Bayesian Optimization-Based Automatic Inverse Treatment Planning for Gamma Knife Radiosurgery for Patients with Multiple Brain Metastases
Abstract
Purpose
Gamma Knife (GK) radiosurgery is a specialized radiosurgery for brain metastases (BMs). GK plan quality depends strongly on target size and shape, making conventional plan metrics difficult to compare across patients. Dosimetric quality is also coupled with beam-on time (BOT). Thereby, no standardized definition of optimal plan metrics or planning preferences exist for GK. Clinical workflows rely on repeated manual priority adjustment among objectives to achieve physician-satisfactory plans. We propose an automated priority selection framework using Bayesian optimization (BO) to reduce human intervention.
Methods
We employed a linear programming-based inverse planning model, with four priorities controlling target underdose, overdose to inner and outer shells, and BOT. Priority tuning was formulated as a black-box optimization problem over these four priorities. BO employed a Gaussian process surrogate with expected improvement acquisition function to efficiently explore a five-order-of-magnitude search space per priority.
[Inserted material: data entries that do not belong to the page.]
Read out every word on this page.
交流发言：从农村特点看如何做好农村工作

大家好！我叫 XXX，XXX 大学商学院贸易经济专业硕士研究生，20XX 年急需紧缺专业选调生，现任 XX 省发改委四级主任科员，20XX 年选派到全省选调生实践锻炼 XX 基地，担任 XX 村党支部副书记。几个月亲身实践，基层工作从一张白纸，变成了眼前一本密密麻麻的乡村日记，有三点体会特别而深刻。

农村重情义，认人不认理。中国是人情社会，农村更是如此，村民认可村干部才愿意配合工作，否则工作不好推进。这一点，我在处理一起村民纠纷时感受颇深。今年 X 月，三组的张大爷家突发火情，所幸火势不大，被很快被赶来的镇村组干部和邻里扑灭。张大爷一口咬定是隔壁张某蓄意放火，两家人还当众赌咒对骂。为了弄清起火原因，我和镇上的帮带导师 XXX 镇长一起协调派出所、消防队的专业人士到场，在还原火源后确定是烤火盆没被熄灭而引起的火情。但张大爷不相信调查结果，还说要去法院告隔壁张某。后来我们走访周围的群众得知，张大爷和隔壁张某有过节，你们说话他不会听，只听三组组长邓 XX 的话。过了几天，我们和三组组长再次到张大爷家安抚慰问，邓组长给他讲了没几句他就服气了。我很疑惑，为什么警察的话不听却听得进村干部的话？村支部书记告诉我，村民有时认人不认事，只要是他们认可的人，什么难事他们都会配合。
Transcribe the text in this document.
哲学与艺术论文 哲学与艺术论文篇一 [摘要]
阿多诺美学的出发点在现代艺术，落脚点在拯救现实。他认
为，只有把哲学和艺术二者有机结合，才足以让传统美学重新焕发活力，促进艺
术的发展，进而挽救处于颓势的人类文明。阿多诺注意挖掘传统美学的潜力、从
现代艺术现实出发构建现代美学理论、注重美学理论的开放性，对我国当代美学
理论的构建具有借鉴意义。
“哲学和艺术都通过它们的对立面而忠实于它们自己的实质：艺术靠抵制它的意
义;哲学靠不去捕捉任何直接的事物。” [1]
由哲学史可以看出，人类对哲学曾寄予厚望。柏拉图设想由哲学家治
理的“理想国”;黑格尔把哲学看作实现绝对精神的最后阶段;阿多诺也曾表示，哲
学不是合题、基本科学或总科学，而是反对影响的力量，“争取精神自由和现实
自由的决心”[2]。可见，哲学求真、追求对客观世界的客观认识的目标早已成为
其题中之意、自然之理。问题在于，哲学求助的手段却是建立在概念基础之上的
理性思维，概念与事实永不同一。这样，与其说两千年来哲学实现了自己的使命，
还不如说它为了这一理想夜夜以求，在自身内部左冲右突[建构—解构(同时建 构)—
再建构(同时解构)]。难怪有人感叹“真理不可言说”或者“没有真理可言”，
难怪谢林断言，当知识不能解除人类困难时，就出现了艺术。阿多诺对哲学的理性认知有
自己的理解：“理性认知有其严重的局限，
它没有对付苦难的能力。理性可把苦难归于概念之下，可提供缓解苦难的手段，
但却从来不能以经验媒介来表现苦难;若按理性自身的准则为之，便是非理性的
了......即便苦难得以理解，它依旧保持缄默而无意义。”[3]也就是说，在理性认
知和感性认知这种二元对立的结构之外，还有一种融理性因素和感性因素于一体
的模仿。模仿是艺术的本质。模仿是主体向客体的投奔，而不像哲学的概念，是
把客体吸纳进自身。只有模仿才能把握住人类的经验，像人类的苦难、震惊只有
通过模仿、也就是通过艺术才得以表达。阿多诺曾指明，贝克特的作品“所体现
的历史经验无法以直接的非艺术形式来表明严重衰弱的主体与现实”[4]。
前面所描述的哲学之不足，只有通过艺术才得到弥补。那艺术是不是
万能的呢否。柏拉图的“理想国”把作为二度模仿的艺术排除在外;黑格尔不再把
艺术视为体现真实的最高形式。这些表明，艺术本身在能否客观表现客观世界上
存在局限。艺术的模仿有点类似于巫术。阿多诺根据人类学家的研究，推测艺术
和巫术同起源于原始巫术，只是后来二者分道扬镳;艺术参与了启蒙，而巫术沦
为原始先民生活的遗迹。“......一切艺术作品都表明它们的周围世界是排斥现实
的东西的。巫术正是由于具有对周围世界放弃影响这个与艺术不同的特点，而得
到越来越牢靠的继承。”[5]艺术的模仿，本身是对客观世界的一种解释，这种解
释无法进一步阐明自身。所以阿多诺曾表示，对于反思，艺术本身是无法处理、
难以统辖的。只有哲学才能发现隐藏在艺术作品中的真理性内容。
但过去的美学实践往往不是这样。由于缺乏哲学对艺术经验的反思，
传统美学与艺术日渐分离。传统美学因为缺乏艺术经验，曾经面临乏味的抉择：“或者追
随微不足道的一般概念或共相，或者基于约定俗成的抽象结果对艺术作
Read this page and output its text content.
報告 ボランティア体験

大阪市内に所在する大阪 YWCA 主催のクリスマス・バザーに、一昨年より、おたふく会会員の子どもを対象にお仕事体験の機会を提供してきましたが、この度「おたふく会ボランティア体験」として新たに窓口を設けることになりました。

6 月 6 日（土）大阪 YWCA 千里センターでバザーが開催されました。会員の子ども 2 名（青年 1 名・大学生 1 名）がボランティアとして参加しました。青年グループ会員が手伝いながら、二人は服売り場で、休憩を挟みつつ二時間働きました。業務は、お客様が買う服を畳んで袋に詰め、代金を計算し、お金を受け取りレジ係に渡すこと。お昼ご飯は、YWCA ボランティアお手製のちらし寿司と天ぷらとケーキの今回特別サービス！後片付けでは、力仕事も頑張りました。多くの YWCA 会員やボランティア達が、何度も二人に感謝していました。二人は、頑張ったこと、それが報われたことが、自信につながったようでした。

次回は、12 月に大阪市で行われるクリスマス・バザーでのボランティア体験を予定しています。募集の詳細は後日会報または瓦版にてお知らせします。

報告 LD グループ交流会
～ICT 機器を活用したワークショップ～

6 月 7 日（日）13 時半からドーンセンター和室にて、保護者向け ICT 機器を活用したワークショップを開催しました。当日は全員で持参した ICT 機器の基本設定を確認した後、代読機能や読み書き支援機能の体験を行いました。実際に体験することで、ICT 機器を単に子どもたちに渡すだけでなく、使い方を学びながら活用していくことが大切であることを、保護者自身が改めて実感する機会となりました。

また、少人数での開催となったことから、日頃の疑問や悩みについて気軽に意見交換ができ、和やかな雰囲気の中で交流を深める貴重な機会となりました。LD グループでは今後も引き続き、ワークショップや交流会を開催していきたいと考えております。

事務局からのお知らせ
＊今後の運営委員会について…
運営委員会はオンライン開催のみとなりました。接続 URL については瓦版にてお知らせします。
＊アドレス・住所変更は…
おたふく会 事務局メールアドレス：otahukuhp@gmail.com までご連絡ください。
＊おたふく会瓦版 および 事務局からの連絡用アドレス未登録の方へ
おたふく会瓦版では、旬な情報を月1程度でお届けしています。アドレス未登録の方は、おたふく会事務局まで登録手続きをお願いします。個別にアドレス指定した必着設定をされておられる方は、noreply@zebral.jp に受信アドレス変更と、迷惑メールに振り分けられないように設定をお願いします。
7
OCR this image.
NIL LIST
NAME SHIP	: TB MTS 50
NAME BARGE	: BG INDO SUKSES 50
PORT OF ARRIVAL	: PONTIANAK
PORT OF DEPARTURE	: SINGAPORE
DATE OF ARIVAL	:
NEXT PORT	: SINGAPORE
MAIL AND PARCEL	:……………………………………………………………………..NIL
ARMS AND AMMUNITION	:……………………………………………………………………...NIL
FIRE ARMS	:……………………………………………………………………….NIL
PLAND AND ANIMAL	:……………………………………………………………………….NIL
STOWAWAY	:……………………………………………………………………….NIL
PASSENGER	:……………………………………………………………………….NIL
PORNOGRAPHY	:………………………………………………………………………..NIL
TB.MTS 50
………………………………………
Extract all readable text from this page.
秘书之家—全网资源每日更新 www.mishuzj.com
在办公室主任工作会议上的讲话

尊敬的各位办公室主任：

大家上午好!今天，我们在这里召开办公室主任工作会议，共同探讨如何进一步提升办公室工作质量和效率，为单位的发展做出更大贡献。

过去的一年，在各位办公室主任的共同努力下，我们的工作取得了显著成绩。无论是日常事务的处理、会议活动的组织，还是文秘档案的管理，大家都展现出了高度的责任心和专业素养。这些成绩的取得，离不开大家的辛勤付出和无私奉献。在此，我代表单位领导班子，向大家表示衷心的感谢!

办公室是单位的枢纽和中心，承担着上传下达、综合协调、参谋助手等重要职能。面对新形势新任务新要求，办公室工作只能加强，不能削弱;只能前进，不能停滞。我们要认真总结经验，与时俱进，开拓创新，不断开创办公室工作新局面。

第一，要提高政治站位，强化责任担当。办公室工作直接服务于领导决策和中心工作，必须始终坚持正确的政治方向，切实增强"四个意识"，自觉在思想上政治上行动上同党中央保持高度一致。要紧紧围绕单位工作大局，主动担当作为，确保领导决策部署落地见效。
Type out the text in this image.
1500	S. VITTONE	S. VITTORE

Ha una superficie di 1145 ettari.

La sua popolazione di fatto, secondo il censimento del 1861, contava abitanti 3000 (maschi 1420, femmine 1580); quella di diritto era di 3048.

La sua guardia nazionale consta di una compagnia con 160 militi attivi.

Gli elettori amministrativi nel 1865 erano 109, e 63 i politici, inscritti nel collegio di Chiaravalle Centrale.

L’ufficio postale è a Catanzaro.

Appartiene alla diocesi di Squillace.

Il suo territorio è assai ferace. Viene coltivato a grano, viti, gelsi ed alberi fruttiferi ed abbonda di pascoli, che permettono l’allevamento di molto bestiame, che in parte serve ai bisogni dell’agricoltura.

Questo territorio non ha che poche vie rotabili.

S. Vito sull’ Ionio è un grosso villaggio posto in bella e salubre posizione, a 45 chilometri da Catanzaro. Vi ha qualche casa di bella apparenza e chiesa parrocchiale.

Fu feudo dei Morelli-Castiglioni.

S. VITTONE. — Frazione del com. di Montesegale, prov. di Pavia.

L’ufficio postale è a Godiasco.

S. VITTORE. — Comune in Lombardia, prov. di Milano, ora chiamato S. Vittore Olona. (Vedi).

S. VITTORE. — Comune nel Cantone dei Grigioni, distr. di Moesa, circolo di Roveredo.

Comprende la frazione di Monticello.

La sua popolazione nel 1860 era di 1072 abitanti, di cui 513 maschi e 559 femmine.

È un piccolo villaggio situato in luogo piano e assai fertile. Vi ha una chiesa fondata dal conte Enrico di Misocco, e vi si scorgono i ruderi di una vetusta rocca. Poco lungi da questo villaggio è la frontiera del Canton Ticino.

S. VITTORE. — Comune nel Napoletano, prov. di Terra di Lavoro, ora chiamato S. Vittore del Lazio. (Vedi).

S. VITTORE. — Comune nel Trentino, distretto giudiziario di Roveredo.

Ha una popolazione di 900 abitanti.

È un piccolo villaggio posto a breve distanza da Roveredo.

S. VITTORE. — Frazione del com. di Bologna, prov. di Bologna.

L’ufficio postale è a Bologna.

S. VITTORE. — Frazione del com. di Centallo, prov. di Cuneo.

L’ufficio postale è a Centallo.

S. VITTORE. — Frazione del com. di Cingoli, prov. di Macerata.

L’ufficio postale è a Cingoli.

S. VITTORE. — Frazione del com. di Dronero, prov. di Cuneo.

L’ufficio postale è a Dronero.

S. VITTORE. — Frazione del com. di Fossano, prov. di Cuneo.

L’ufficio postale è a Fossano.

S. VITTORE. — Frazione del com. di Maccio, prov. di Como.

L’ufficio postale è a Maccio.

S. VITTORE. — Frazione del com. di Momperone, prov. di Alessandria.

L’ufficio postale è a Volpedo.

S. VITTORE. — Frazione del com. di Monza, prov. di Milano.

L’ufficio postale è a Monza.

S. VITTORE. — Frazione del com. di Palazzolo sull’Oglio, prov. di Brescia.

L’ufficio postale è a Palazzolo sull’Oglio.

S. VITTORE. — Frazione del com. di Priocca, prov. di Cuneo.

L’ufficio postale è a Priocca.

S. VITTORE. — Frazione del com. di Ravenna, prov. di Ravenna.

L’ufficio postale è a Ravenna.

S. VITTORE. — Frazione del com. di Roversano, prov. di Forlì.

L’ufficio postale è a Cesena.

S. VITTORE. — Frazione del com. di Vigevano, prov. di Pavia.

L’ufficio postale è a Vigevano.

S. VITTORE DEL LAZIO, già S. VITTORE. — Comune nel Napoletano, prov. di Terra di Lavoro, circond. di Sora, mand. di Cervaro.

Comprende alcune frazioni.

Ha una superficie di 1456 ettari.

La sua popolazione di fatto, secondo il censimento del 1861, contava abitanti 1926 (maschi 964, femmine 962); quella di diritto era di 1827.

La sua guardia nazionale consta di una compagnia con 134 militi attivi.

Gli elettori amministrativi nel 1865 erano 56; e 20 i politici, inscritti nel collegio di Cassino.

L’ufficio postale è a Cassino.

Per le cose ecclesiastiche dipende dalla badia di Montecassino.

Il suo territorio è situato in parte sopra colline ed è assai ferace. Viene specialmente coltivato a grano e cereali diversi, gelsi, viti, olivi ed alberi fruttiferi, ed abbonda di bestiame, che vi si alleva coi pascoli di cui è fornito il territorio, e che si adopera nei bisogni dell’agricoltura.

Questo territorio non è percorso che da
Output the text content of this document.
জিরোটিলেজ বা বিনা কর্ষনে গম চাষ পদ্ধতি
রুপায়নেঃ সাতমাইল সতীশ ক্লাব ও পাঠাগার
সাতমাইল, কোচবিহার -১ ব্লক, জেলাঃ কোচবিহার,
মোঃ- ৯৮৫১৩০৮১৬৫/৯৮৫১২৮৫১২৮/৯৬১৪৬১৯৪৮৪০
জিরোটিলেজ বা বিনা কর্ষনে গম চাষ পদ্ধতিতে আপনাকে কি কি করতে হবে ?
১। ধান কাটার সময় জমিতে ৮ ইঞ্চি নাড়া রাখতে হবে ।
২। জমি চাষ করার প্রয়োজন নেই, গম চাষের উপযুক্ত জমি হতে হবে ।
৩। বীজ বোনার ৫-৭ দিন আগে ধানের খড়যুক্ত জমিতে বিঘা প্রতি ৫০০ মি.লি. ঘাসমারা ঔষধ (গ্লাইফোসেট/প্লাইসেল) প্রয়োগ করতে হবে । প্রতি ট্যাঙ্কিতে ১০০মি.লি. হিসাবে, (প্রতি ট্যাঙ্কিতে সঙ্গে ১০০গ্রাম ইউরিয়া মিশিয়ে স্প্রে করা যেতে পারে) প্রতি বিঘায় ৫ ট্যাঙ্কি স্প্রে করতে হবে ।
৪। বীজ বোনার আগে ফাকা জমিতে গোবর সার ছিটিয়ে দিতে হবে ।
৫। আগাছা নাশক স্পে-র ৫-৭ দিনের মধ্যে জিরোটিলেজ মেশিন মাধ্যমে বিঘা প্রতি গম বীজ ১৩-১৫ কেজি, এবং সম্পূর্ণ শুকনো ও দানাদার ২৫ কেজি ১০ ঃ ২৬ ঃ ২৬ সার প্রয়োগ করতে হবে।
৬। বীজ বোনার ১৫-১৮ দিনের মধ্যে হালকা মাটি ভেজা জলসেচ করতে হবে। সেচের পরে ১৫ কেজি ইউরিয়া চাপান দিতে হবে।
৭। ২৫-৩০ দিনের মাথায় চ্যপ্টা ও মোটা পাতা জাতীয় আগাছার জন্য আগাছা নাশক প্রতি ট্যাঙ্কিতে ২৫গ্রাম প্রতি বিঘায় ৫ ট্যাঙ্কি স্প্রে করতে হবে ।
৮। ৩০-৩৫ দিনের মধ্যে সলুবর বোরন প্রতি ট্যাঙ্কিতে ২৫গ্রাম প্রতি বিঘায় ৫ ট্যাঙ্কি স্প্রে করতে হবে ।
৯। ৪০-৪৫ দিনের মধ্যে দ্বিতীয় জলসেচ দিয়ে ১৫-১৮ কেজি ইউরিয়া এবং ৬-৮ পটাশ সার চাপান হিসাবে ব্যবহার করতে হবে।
Intermediate plan quality was scored using piecewise-linear functions, relative to either a reference plan quality obtained from similar historical cases or a user-specified planning goal. The conformity index at 50% prescription dose (CI50) was used instead of gradient index to allow direct comparison of plans with varying conformity.
Results
A retrospective study was conducted on 46 patients with 128 BMs, with mean lesion volume of 0.28±0.52 cc. All BO-generated plans met the clinical requirement of >99% coverage. Compared to clinical plans, BO improved all plan metrics in 11 BMs and improved all three dosimetric metrics at the cost of longer BOT in 61 BMs. On average, BO improved selectivity (0.65 vs. 0.52) and R50 (8.48 vs. 10.99) with comparable coverage (99.84% vs. 99.67%), at a modest BOT increase (20.25 vs. 17.81 min).
Conclusion
BO enables automated GK priority weight tuning and produces clinically acceptable plans. It reduces the need for manual trial-and-error adjustments and readily adapts to diverse planning preferences.